Overview

Figure 1a: DTI Tractography

Mathematical models are the foundation of biomedical computing. To further our understanding of complex diseases, such as schizophrenia or Alzheimer’s disease, we need complex models that encompass many factors – models of anatomy, morphology, function, interrelation of elements, as well as changes of each as the disease progresses. Although, clearly, these models will evolve from analysis of anatomical, pathological, and clinical data, such models are limited in scope, unless they also incorporate critical information that can best be derived from medical images. This is particularly true since images now encompass techniques beyond the visible light photograph and microscopic images of biology’s early years. Imaging, today, is better viewed as a collection of geometrically arranged arrays of data samples that measure an infinite range of information. Physical attributes such as tissue type can be derived from traditional imagery, but diverse other physical and physiological properties, such as time-varying hemoglobin deoxygenation due to localized changes in neuronal metabolism, or vector-valued water diffusion through and within tissue, are now also quantifiable with modern imaging techniques. The broadening scope of imaging as a way to organize our observations of the biophysical world has led to a dramatic increase in our ability to apply processing techniques and to combine multiple channels of data to instantiate sophisticated and complex mathematical models of physiological function and dysfunction. We believe that a National Center for Biomedical Computing, dedicated to the advancement of medical image computing, will have a broad and significant impact on experimental, clinical biomedical, and behavioral research.
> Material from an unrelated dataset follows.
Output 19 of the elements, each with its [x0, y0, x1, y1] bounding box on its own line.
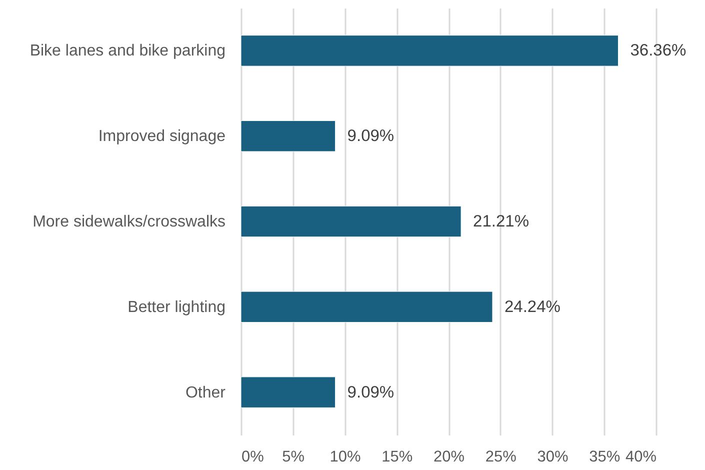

Figure 1b: Ventricular Shape Differences in Twin Study

It is not enough for image analysis efforts to demonstrate new scientific principles. These efforts must be converted into working systems that are easily used and accessed by scientific practitioners. The National Alliance for Medical Image Computing (NA-MIC), proposed here, will integrate the efforts of leading researchers with a shared vision for development and distribution of the tools required to advance the power of imaging as a methodology for quantifying and analyzing biomedical data. This shared vision is based on a thorough composition of computational methods, from image acquisition to analysis, that builds on the best available practices in algorithm development, software engineering, and application of medical image computing for understanding and mitigating the effects of disease and disability.
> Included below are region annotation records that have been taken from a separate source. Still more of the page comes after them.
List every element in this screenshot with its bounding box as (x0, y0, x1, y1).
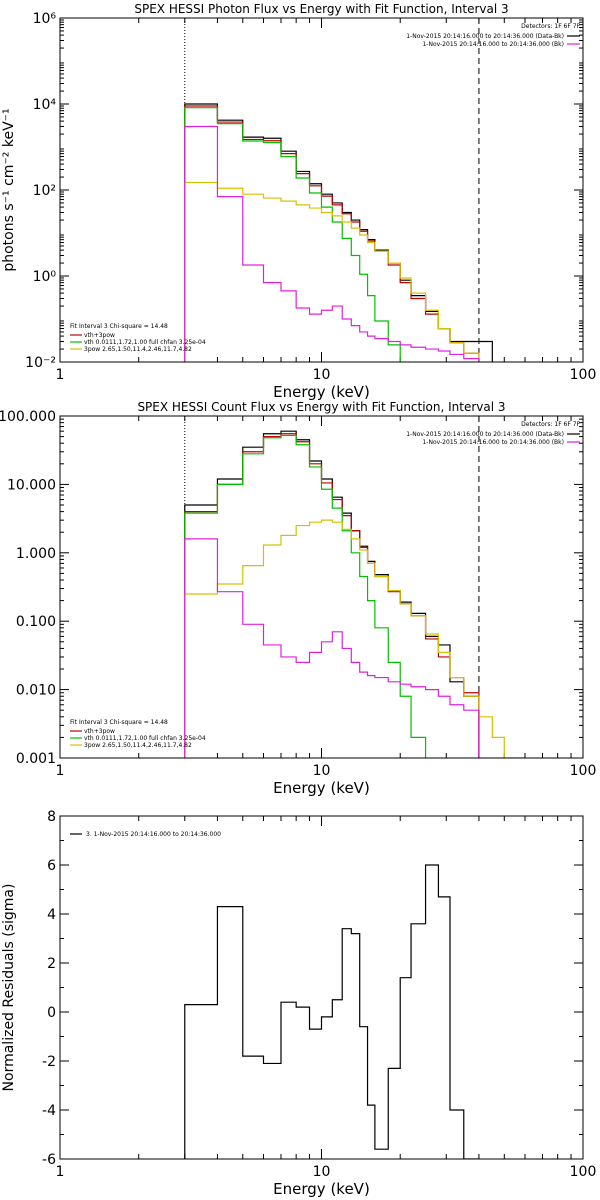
series-vth-3pow (184, 433, 480, 758)
series-3pow (184, 519, 526, 758)
chart-panel-1: SPEX HESSI Photon Flux vs Energy with Fi… (1, 2, 597, 401)
legend-entry-label: vth 0.0111,1.72,1.00 full chfan 3.25e-04 (84, 735, 206, 742)
x-tick-label: 100 (570, 367, 597, 383)
y-tick-label: 6 (47, 858, 56, 874)
series-residuals (184, 864, 480, 1159)
series-data-bk (184, 430, 480, 758)
legend-entry-label: vth+3pow (84, 728, 115, 735)
x-axis-label: Energy (keV) (273, 1180, 370, 1198)
x-tick-label: 10 (313, 367, 331, 383)
x-axis-label: Energy (keV) (273, 779, 370, 797)
chart-panel-3: 1 10 100 -6 -4 -2 0 2 4 6 8 Energy (keV) Normalized … (1, 809, 596, 1198)
chart-title: SPEX HESSI Photon Flux vs Energy with Fi… (134, 2, 508, 16)
plot-area (184, 864, 480, 1159)
series-bk (184, 538, 480, 758)
y-tick-label: 0 (47, 1005, 56, 1021)
legend-header: Detectors: 1F 6F 7F (521, 23, 580, 30)
legend-entry-label: 1-Nov-2015 20:14:16.000 to 20:14:36.000 … (422, 439, 564, 446)
y-axis-label: Normalized Residuals (sigma) (1, 884, 17, 1092)
y-tick-label: 8 (47, 809, 56, 825)
y-tick-label: -4 (42, 1103, 56, 1119)
legend-entry-label: 1-Nov-2015 20:14:16.000 to 20:14:36.000 … (406, 431, 564, 438)
legend-header: Detectors: 1F 6F 7F (521, 421, 580, 428)
y-axis-label: photons s⁻¹ cm⁻² keV⁻¹ (1, 108, 17, 271)
series-vth (184, 434, 427, 758)
chart-panel-2: SPEX HESSI Count Flux vs Energy with Fit… (0, 400, 597, 797)
series-bk (184, 125, 480, 362)
y-tick-label: 10² (33, 183, 56, 199)
plot-frame (59, 415, 584, 759)
series-vth (184, 107, 401, 362)
y-tick-label: 1.000 (16, 546, 56, 562)
legend-bottom-left: Fit Interval 3 Chi-square = 14.48 vth+3po… (70, 323, 206, 353)
y-tick-label: 10⁻² (25, 355, 56, 371)
y-tick-label: 2 (47, 956, 56, 972)
plot-area (184, 430, 526, 758)
y-tick-label: -6 (42, 1152, 56, 1168)
legend-entry-label: 1-Nov-2015 20:14:16.000 to 20:14:36.000 … (406, 33, 564, 40)
y-tick-label: 10⁶ (33, 11, 57, 27)
y-tick-label: 0.100 (16, 614, 56, 630)
legend-entry-label: 3pow 2.65,1.50,11.4,2.46,11.7,4.82 (84, 742, 192, 749)
chart-title: SPEX HESSI Count Flux vs Energy with Fit… (137, 400, 505, 414)
legend-header: Fit Interval 3 Chi-square = 14.48 (70, 323, 168, 330)
legend-bottom-left: Fit Interval 3 Chi-square = 14.48 vth+3po… (70, 719, 206, 749)
legend-entry-label: 3. 1-Nov-2015 20:14:16.000 to 20:14:36.0… (86, 831, 221, 838)
legend-top-right: Detectors: 1F 6F 7F 1-Nov-2015 20:14:16.0… (406, 421, 580, 446)
x-tick-label: 1 (56, 1164, 65, 1180)
x-tick-label: 10 (313, 1164, 331, 1180)
x-tick-label: 100 (570, 1164, 597, 1180)
legend-header: Fit Interval 3 Chi-square = 14.48 (70, 719, 168, 726)
y-tick-label: 10⁰ (33, 269, 57, 285)
y-tick-label: -2 (42, 1054, 56, 1070)
x-tick-label: 100 (570, 763, 597, 779)
series-data-bk (184, 103, 493, 362)
legend-entry-label: 3pow 2.65,1.50,11.4,2.46,11.7,4.82 (84, 346, 192, 353)
plot-area (184, 103, 493, 362)
x-axis-label: Energy (keV) (273, 383, 370, 401)
y-tick-label: 0.010 (16, 683, 56, 699)
y-tick-label: 10⁴ (33, 97, 57, 113)
y-tick-label: 4 (47, 907, 56, 923)
x-tick-label: 1 (56, 763, 65, 779)
legend-entry-label: 1-Nov-2015 20:14:16.000 to 20:14:36.000 … (422, 41, 564, 48)
x-tick-label: 1 (56, 367, 65, 383)
y-tick-label: 100.000 (0, 409, 56, 425)
y-tick-label: 0.001 (16, 751, 56, 767)
series-3pow (184, 181, 480, 362)
plot-frame (59, 815, 584, 1160)
plot-frame (59, 17, 584, 363)
legend-entry-label: vth+3pow (84, 332, 115, 339)
legend-entry-label: vth 0.0111,1.72,1.00 full chfan 3.25e-04 (84, 339, 206, 346)
legend-top-left: 3. 1-Nov-2015 20:14:16.000 to 20:14:36.0… (70, 831, 221, 838)
x-tick-label: 10 (313, 763, 331, 779)
y-tick-label: 10.000 (7, 477, 56, 493)
legend-top-right: Detectors: 1F 6F 7F 1-Nov-2015 20:14:16.0… (406, 23, 580, 48)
Figure 1c: Cortical Anisotropy Map

NA-MIC’s goal is to develop, integrate, and deploy computational image analysis systems that are applicable to multiple diseases, in different organs. To provide focus for these efforts, a set of key problems in schizophrenia research has been selected as the initial Driving Biological Projects (DBPs) for NA-MIC. Schizophrenia is a multi-faceted illness affecting 1% of the US population and consuming a significant portion of the healthcare budget – estimates of yearly costs are $60 billion. Yet the science of schizophrenia is only now beginning to take concrete form, primarily because neuroimaging techniques are finally providing a sufficiently detailed picture of the structure of the living brain and tracking the way the brain functions in controlled experimental settings. These sophisticated images – time-varying, multi-spectral, scalar, and vector-valued – are fruitful ground for computation, because the patient’s anatomy forms a three-dimensional coordinate system in which to accurately combine the multiple sources of information. Thus, in addition to making important contributions to the understanding of schizophrenia as an illness, we believe the richness of this problem domain will drive the creation of computational tools and techniques with broad and significant applicability to many important areas of image-based biomedical computing, particularly as we expand the scope of NA-MIC to incorporate new DBPs, both within the brain and in other organs.
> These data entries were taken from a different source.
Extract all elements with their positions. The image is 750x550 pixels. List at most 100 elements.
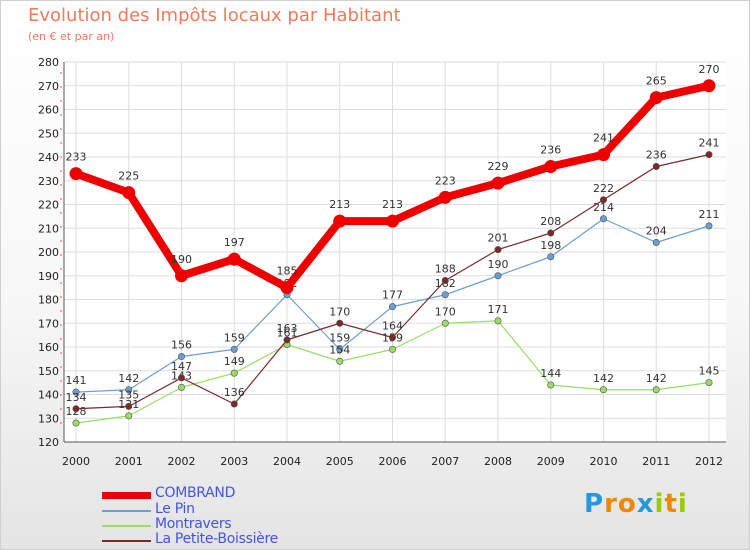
y-tick-label: 170: [38, 317, 59, 330]
legend-swatch-la-petite-boissiere: [102, 540, 151, 542]
data-label: 154: [329, 343, 350, 356]
data-point: [333, 214, 347, 228]
x-tick-label: 2006: [379, 455, 407, 468]
x-tick-label: 2005: [326, 455, 354, 468]
data-point: [441, 319, 449, 327]
legend-label: COMBRAND: [155, 485, 236, 501]
data-label: 136: [224, 386, 245, 399]
data-point: [491, 176, 505, 190]
data-point: [122, 186, 136, 200]
y-tick-label: 120: [38, 436, 59, 449]
x-tick-label: 2008: [484, 455, 512, 468]
data-point: [599, 215, 607, 223]
y-tick-label: 280: [38, 56, 59, 69]
legend-swatch-combrand: [102, 492, 151, 499]
data-label: 170: [435, 305, 456, 318]
data-point: [597, 148, 610, 162]
data-label: 236: [646, 149, 667, 162]
data-label: 159: [224, 331, 245, 344]
data-label: 170: [329, 305, 350, 318]
x-tick-label: 2011: [642, 455, 670, 468]
data-point: [72, 388, 80, 396]
y-tick-label: 160: [38, 341, 59, 354]
x-tick-label: 2010: [590, 455, 618, 468]
data-label: 145: [699, 365, 720, 378]
data-point: [652, 386, 660, 394]
data-point: [599, 386, 607, 394]
data-point: [230, 345, 238, 353]
data-label: 241: [593, 132, 614, 145]
data-label: 213: [382, 198, 403, 211]
data-label: 171: [488, 303, 509, 316]
y-tick-label: 200: [38, 246, 59, 259]
chart-subtitle: (en € et par an): [28, 30, 115, 43]
x-tick-label: 2000: [62, 455, 90, 468]
logo-letter: i: [677, 489, 688, 519]
data-label: 214: [593, 201, 614, 214]
legend-swatch-le-pin: [102, 510, 151, 512]
data-label: 229: [488, 160, 509, 173]
legend-label: La Petite-Boissière: [155, 531, 278, 547]
data-point: [72, 405, 80, 413]
proxiti-logo: Proxiti: [584, 489, 688, 519]
data-label: 161: [277, 327, 298, 340]
data-label: 225: [118, 170, 139, 183]
data-point: [283, 336, 291, 344]
data-label: 142: [646, 372, 667, 385]
data-label: 185: [277, 265, 298, 278]
data-point: [494, 246, 502, 254]
data-label: 142: [118, 372, 139, 385]
y-tick-label: 260: [38, 104, 59, 117]
data-point: [178, 383, 186, 391]
data-label: 159: [329, 331, 350, 344]
logo-letter: o: [617, 489, 637, 519]
y-tick-label: 210: [38, 222, 59, 235]
data-point: [230, 369, 238, 377]
data-label: 163: [277, 322, 298, 335]
data-point: [494, 272, 502, 280]
data-label: 270: [699, 63, 720, 76]
x-tick-label: 2001: [115, 455, 143, 468]
data-label: 265: [646, 75, 667, 88]
y-tick-label: 180: [38, 294, 59, 307]
data-point: [388, 345, 396, 353]
data-label: 141: [66, 374, 87, 387]
data-label: 222: [593, 182, 614, 195]
data-label: 147: [171, 360, 192, 373]
data-label: 144: [540, 367, 561, 380]
data-point: [386, 214, 399, 228]
data-point: [72, 419, 80, 427]
y-tick-label: 240: [38, 151, 59, 164]
data-point: [175, 269, 188, 283]
data-point: [705, 379, 713, 387]
data-label: 208: [540, 215, 561, 228]
data-point: [438, 190, 452, 204]
data-label: 201: [488, 232, 509, 245]
data-point: [336, 345, 344, 353]
data-point: [178, 374, 186, 382]
data-point: [547, 381, 555, 389]
data-label: 213: [329, 198, 350, 211]
logo-letter: P: [584, 489, 605, 519]
data-point: [702, 79, 716, 93]
data-point: [705, 222, 713, 230]
chart-title: Evolution des Impôts locaux par Habitant: [28, 5, 401, 26]
y-tick-label: 270: [38, 80, 59, 93]
data-label: 149: [224, 355, 245, 368]
data-point: [125, 402, 133, 410]
data-label: 188: [435, 263, 456, 276]
logo-letter: t: [664, 489, 678, 519]
data-point: [336, 319, 344, 327]
data-point: [125, 412, 133, 420]
data-point: [388, 303, 396, 311]
x-tick-label: 2003: [220, 455, 248, 468]
x-tick-label: 2004: [273, 455, 301, 468]
data-point: [388, 333, 396, 341]
data-label: 190: [171, 253, 192, 266]
data-point: [441, 276, 449, 284]
data-label: 233: [66, 151, 87, 164]
data-label: 134: [66, 391, 87, 404]
data-point: [547, 229, 555, 237]
data-point: [227, 252, 241, 266]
Figure 1d: Hippocampal Shape Differences in Schizophrenia

Examples of the potential for computational image analysis are shown in Figure 1. Figure 1a illustrates the rich detail that can be extracted and visualized using the tools this project provides. Figure 1b demonstrates a morphology comparison of ventricles for selected comparison populations. Figure 1c demonstrates a visualization of cortical anisotropy. Figure 1d demonstrates an analysis of shape difference in hippocampus between normals and subjects with schizophrenia. These examples clearly illustrate the potential power of image analysis tools to provide insight into disease effects.